Search code examples
pythonpandasdataframedata-analysis

Most efficient way to determine average # ordered per item per day in Python


I am new to Python and have a large dataset (over 55,000 rows to be exact) in a dataframe with columns UPC, quantity_picked, and date. I am trying to determine the most efficient way to calculate the average quantity picked per UPC per day. Is there a way that this can be done more efficiently than using nested loops?

I have tried the .mean approach but of course it only provides the average quantity picked per UPC per order.

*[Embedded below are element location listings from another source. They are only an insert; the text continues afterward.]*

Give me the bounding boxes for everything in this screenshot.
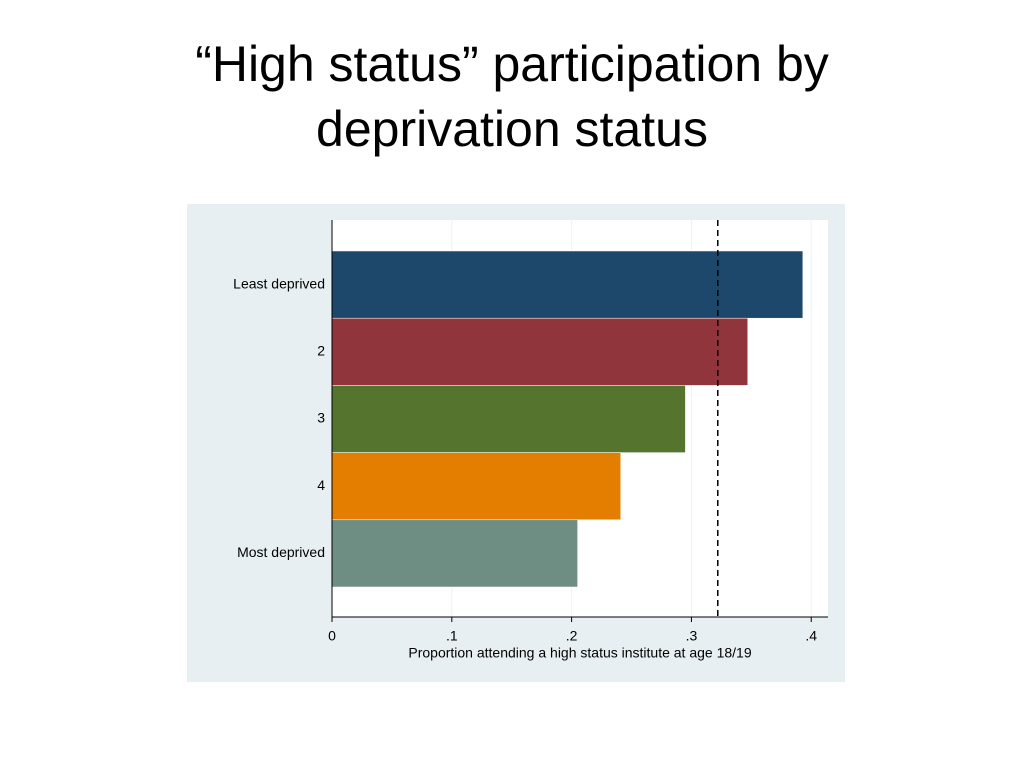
- bar: [331, 452, 621, 521]
- bar: [331, 317, 748, 386]
- x-axis-title: Proportion attending a high status insti…: [408, 645, 751, 661]
- bar: [331, 250, 804, 319]
- x-tick-label: .2: [566, 628, 578, 644]
- x-tick-label: 0: [328, 628, 336, 644]
- y-tick-label: 2: [317, 343, 325, 359]
- x-tick-label: .3: [686, 628, 698, 644]
- bar: [331, 519, 578, 588]
- x-tick-label: .1: [446, 628, 458, 644]
- y-tick-label: 4: [317, 477, 325, 493]
- y-tick-label: 3: [317, 410, 325, 426]
- slide-title: “High status” participation by deprivati…: [195, 36, 829, 157]
- y-tick-label: Most deprived: [237, 544, 325, 560]
- bar: [331, 385, 686, 453]
- y-tick-label: Least deprived: [233, 275, 325, 291]
- x-tick-label: .4: [805, 628, 817, 644]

I have also tried implementing .groupby().

practice_df_by_UPC = practice_df.groupby('UPC')
print(practice_df_by_UPC)

I receive no error but no output either.

I am wanting an output that will allow me to see the average number of items picked by UPC per day. Is there a way to do this for dataframes that I'm not finding that is more efficient, or is a set of nested loops the way to go?


Solution

  • After switching out groupby with set_index and doing some extra troubleshooting, the following code resolved the issue and accomplished the goal of determining the average quantity for a specified UPC and date (example UPC and date plugged in):

    #creating multi-index based on date and UPC
    practice_df.set_index(['date_expected', 'UPC'], inplace=True)
    
    print('Mean:')
    print(practice_df.loc['2019-05-15', '0000000004011'].mean())
    

    The inplace=True addition got rid of the remaining error. While printing the dataframe it is now multi indexed organized first by date, then by UPC.